Eko menegaskan pemblokiran rekening semestinya dilakukan hanya berdasarkan alasan hukum yang kuat, bukan sekadar karena tidak aktif atau berdasarkan asumsi semata. "Kita harapkan PPATK kembali saja kepada peraturan perundang-undangan. Ketika melakukan pemblokiran itu harus dengan argumentasi alasan hukum. Misalnya tadi terlibat tindak pidana pencucian uang, tindak pidana terorisme, tindak pidana korupsi atau hasil-hasil dari kejahatan misalnya. Itu silahkan ditutup boleh, nggak apa-apa. Tetapi jangan uangnya masyarakat (yang tidak terlibat) kemudian diblokir," katanya.
Ia juga menilai alasan PPATK yang mengaitkan kebijakan ini dengan upaya pemberantasan judi online dinilai tidak masuk akal dan cenderung gegabah. PPATK telah bertindak di luar kewenangan dan perlu segera mengkaji ulang serta menghentikan kebijakan ini.
"Kalau memang PPATK punya bukti-bukti didukung dengan dari informasi dari OJK maupun dari Bank Indonesia atau dari aparat penegak hukum, ya silakan aja. Tapi kan kita enggak bisa kemudian digeneralisasi gitu ya, bahwa seolah-olah semuanya terlibat judol kan tidak juga, sehingga saya kira terlalu berlebihan apa yang dilakukan oleh PPATK ini," ucap Eko.
Hingga kini, Eko menyampaikan Komisi A DPRD DIY terus mendalami laporan yang masuk dan akan mengawal aspirasi warga. Ia juga memastikan pihaknya tidak tinggal diam menghadapi kebijakan yang dinilai menyimpang ini.
Meskipun kini PPATK telah membuka kembali jutaan rekening yang diblokir, Eko mengatakan persoalan tidak serta-merta selesai.
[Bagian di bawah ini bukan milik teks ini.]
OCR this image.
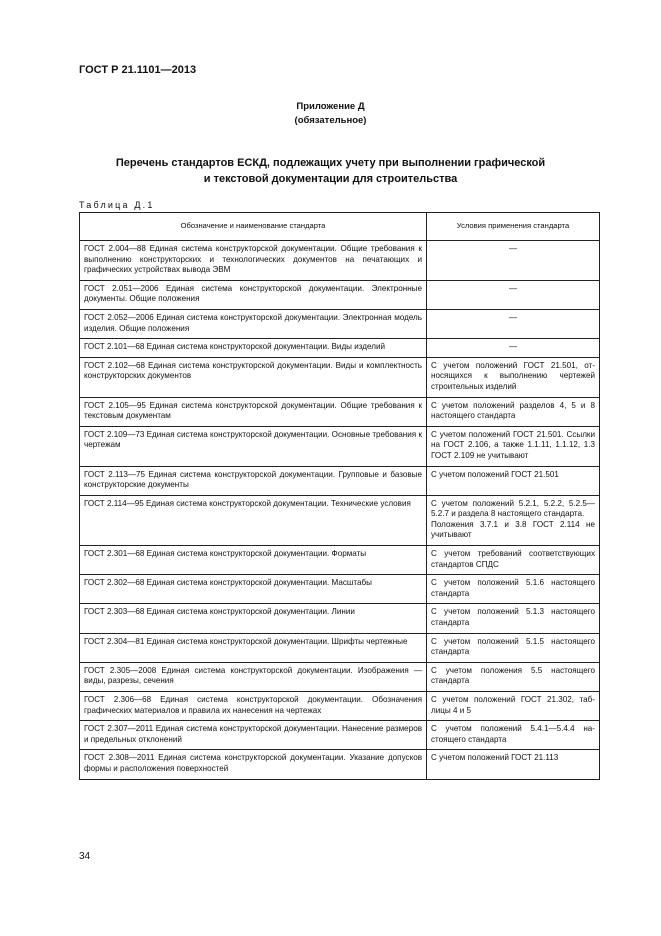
ГОСТ Р 21.1101—2013
Приложение Д
(обязательное)
Перечень стандартов ЕСКД, подлежащих учету при выполнении графической
и текстовой документации для строительства
Таблица Д.1
Обозначение и наименование стандарта	Условия применения стандарта
ГОСТ 2.004—88 Единая система конструкторской документации. Общие требования к выполнению конструкторских и технологических документов на печатающих и графических устройствах вывода ЭВМ	—
ГОСТ 2.051—2006 Единая система конструкторской документации. Электронные документы. Общие положения	—
ГОСТ 2.052—2006 Единая система конструкторской документации. Электронная модель изделия. Общие положения	—
ГОСТ 2.101—68 Единая система конструкторской документации. Виды изделий	—
ГОСТ 2.102—68 Единая система конструкторской документации. Виды и комплектность конструкторских документов	С учетом положений ГОСТ 21.501, относящихся к выполнению чертежей строительных изделий
ГОСТ 2.105—95 Единая система конструкторской документации. Общие требования к текстовым документам	С учетом положений разделов 4, 5 и 8 настоящего стандарта
ГОСТ 2.109—73 Единая система конструкторской документации. Основные требования к чертежам	С учетом положений ГОСТ 21.501. Ссылки на ГОСТ 2.106, а также 1.1.11, 1.1.12, 1.3 ГОСТ 2.109 не учитывают
ГОСТ 2.113—75 Единая система конструкторской документации. Групповые и базовые конструкторские документы	С учетом положений ГОСТ 21.501
ГОСТ 2.114—95 Единая система конструкторской документации. Технические условия	С учетом положений 5.2.1, 5.2.2, 5.2.5—5.2.7 и раздела 8 настоящего стандарта.
Положения 3.7.1 и 3.8 ГОСТ 2.114 не учитывают
ГОСТ 2.301—68 Единая система конструкторской документации. Форматы	С учетом требований соответствующих стандартов СПДС
ГОСТ 2.302—68 Единая система конструкторской документации. Масштабы	С учетом положений 5.1.6 настоящего стандарта
ГОСТ 2.303—68 Единая система конструкторской документации. Линии	С учетом положений 5.1.3 настоящего стандарта
ГОСТ 2.304—81 Единая система конструкторской документации. Шрифты чертежные	С учетом положений 5.1.5 настоящего стандарта
ГОСТ 2.305—2008 Единая система конструкторской документации. Изображения — виды, разрезы, сечения	С учетом положения 5.5 настоящего стандарта
ГОСТ 2.306—68 Единая система конструкторской документации. Обозначения графических материалов и правила их нанесения на чертежах	С учетом положений ГОСТ 21.302, таблицы 4 и 5
ГОСТ 2.307—2011 Единая система конструкторской документации. Нанесение размеров и предельных отклонений	С учетом положений 5.4.1—5.4.4 настоящего стандарта
ГОСТ 2.308—2011 Единая система конструкторской документации. Указание допусков формы и расположения поверхностей	С учетом положений ГОСТ 21.113
34
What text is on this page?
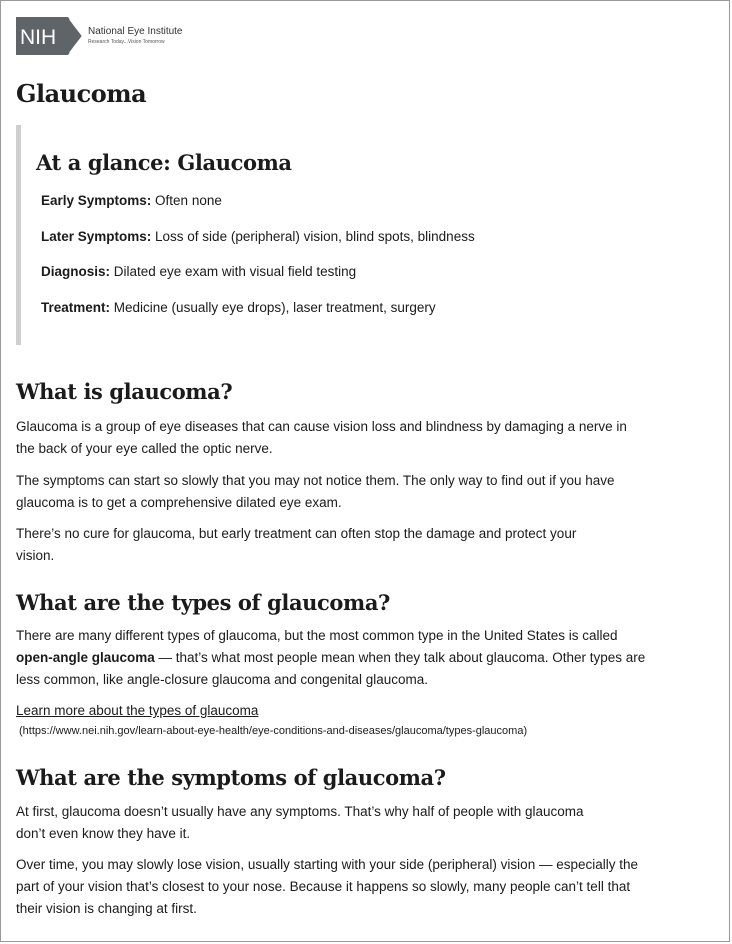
NIH	National Eye Institute
Research Today...Vision Tomorrow
Glaucoma
At a glance: Glaucoma

Early Symptoms: Often none

Later Symptoms: Loss of side (peripheral) vision, blind spots, blindness

Diagnosis: Dilated eye exam with visual field testing

Treatment: Medicine (usually eye drops), laser treatment, surgery

What is glaucoma?

Glaucoma is a group of eye diseases that can cause vision loss and blindness by damaging a nerve in the back of your eye called the optic nerve.

The symptoms can start so slowly that you may not notice them. The only way to find out if you have glaucoma is to get a comprehensive dilated eye exam.

There’s no cure for glaucoma, but early treatment can often stop the damage and protect your vision.

What are the types of glaucoma?

There are many different types of glaucoma, but the most common type in the United States is called open-angle glaucoma — that’s what most people mean when they talk about glaucoma. Other types are less common, like angle-closure glaucoma and congenital glaucoma.

Learn more about the types of glaucoma

(https://www.nei.nih.gov/learn-about-eye-health/eye-conditions-and-diseases/glaucoma/types-glaucoma)

What are the symptoms of glaucoma?

At first, glaucoma doesn’t usually have any symptoms. That’s why half of people with glaucoma don’t even know they have it.

Over time, you may slowly lose vision, usually starting with your side (peripheral) vision — especially the part of your vision that’s closest to your nose. Because it happens so slowly, many people can’t tell that their vision is changing at first.
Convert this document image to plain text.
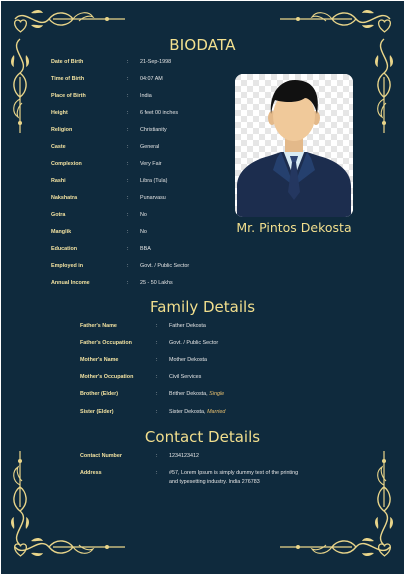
BIODATA
Date of Birth	: 21-Sep-1998
Time of Birth	: 04:07 AM
Place of Birth	: India
Height	: 6 feet 00 inches
Religion	: Christianity
Caste	: General
Complexion	: Very Fair
Rashi	: Libra (Tula)
Nakshatra	: Punarvasu
Gotra	: No
Manglik	: No
Education	: BBA
Employed in	: Govt. / Public Sector
Annual Income	: 25 - 50 Lakhs
Mr. Pintos Dekosta
Family Details
Father's Name	: Father Dekosta
Father's Occupation	: Govt. / Public Sector
Mother's Name	: Mother Dekosta
Mother's Occupation	: Civil Services
Brother (Elder)	: Brither Dekosta, Single
Sister (Elder)	: Sister Dekosta, Married
Contact Details
Contact Number	: 1234123412
Address	: #57, Lorem Ipsum is simply dummy text of the printing
and typesetting industry. India 276783
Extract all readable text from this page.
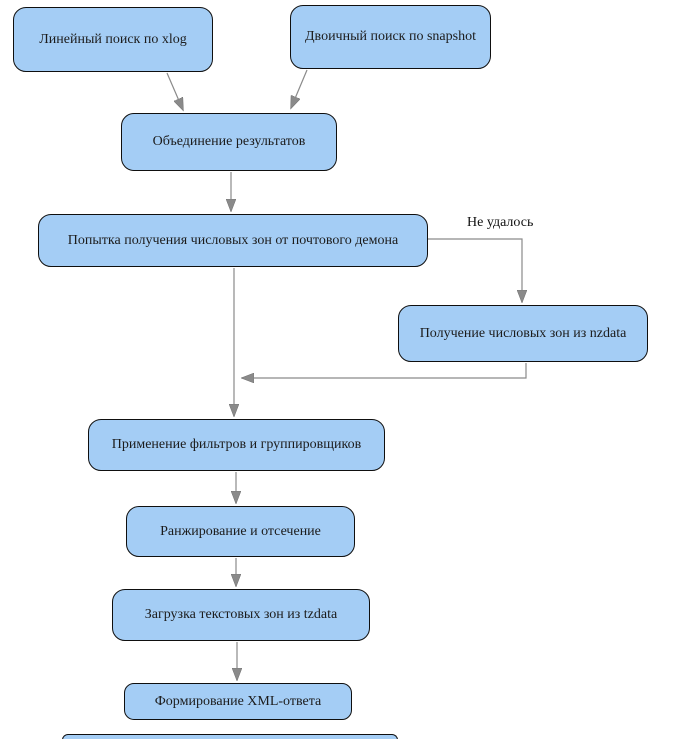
Линейный поиск по xlog	Двоичный поиск по snapshot
Объединение результатов
Попытка получения числовых зон от почтового демона
Получение числовых зон из nzdata
Применение фильтров и группировщиков
Ранжирование и отсечение
Загрузка текстовых зон из tzdata
Формирование XML-ответа
Не удалось
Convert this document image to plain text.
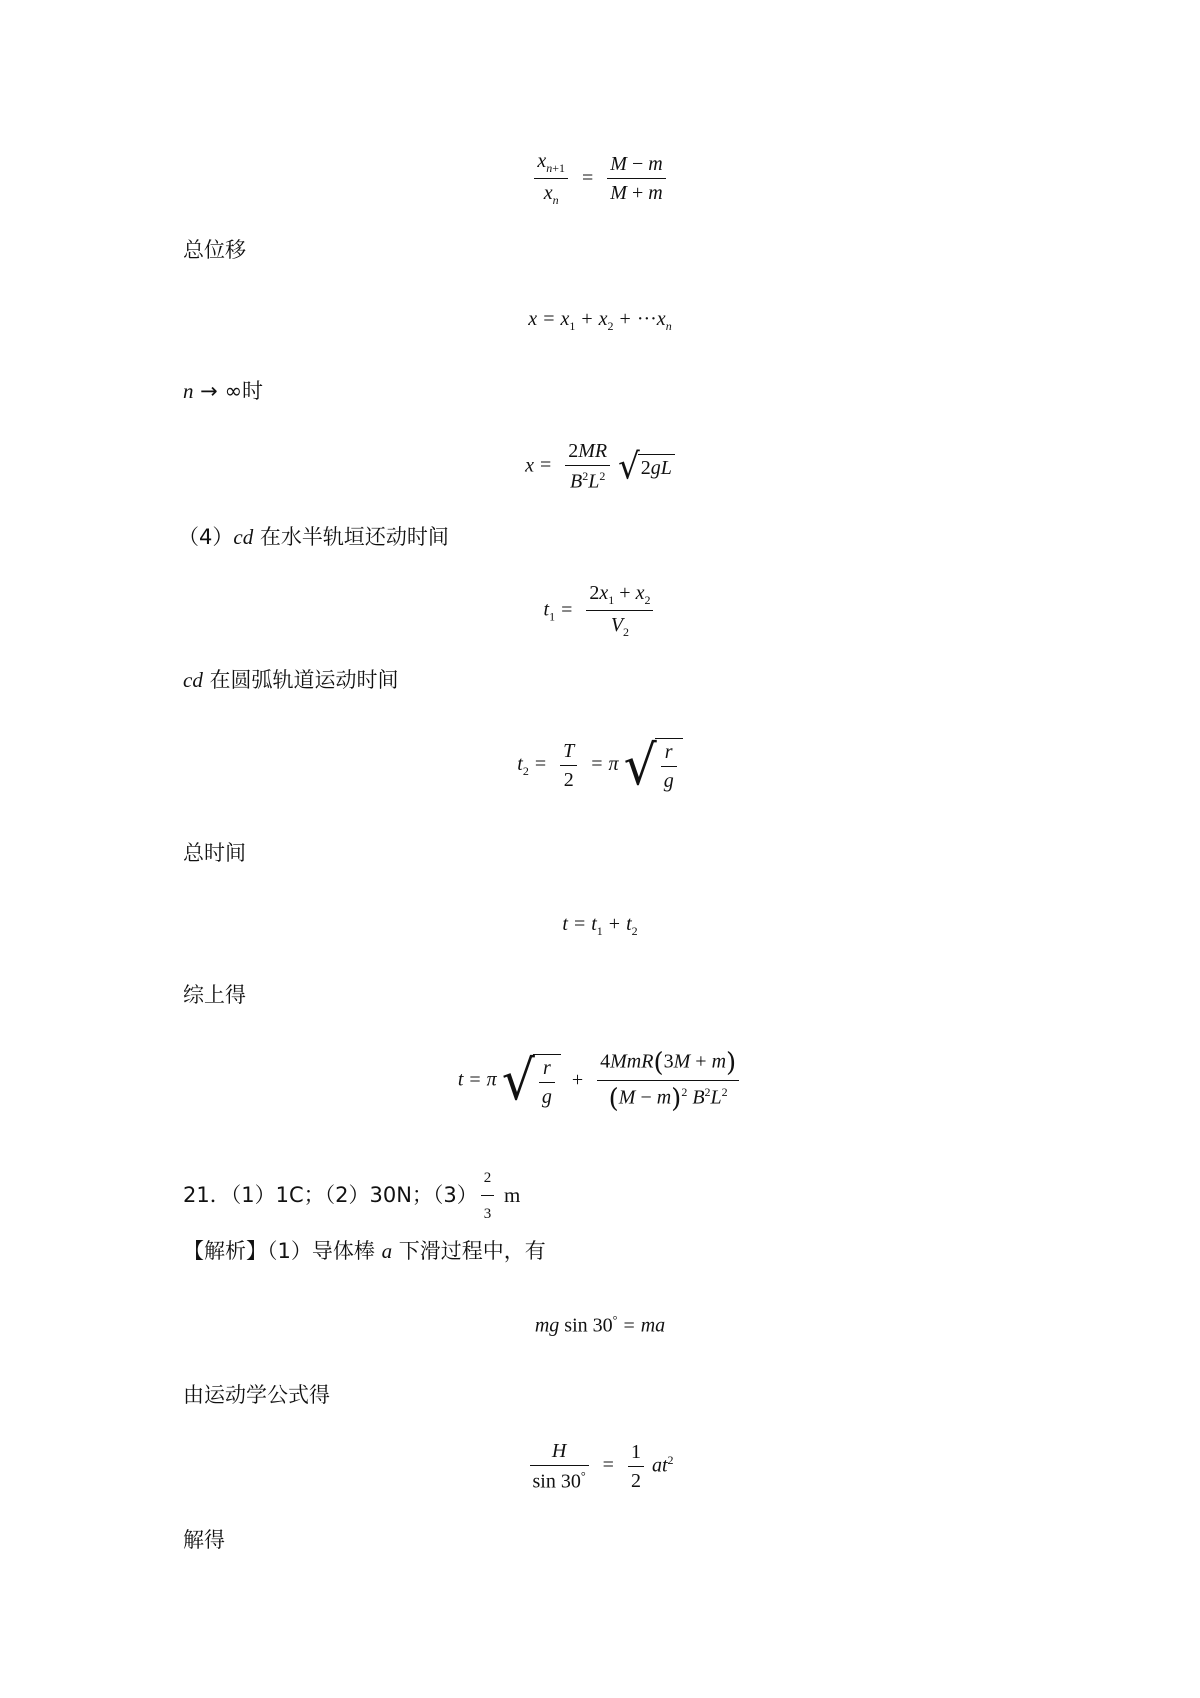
$\frac{x_{n+1}}{x_n} = \frac{M - m}{M + m}$
总位移
$x = x_1 + x_2 + \cdot\cdot\cdot x_n$
n → ∞时
$x = \frac{2MR}{B^2L^2} √2gL$
（4）cd 在水半轨垣还动时间
$t_1 = \frac{2x_1 + x_2}{V_2}$
cd 在圆弧轨道运动时间
$t_2 = \frac{T}{2} = \pi$ √ $\frac{r}{g}$
总时间
$t = t_1 + t_2$
综上得
t = π √ $\frac{r}{g} + \frac{\text{4MmR(3M + m)}}{(M - m)^2 B^2L^2}$
21．（1）1C；（2）30N；$(3) \frac{2}{3}$ m
【解析】（1）导体棒 a 下滑过程中，有
mg sin 30° = ma
由运动学公式得
$\frac{H}{\sin 30^\circ} = \frac{1}{2} at^2$
解得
Selain membuka posko aduan, pihaknya akan mengirimkan surat resmi kepada lembaga terkait, termasuk OJK, Bank Indonesia, dan Komisi III DPR RI, agar persoalan ini tidak diabaikan.
"Kita tidak bisa membiarkan ini terus berlanjut. Kami sedang memverifikasi laporan dan akan meneruskan ke pemerintah pusat. Karena PPATK ini wewenangnya di pusat, maka suara masyarakat dari daerah harus sampai," ungkapnya.
"Sudah saatnya PPATK menghentikan kebijakan ini dan kembali pada aturan hukum yang menjadi pegangan. Jangan sampai masyarakat tidak bisa menyekolahkan anaknya, atau berobat karena rekeningnya dibekukan begitu saja," katanya.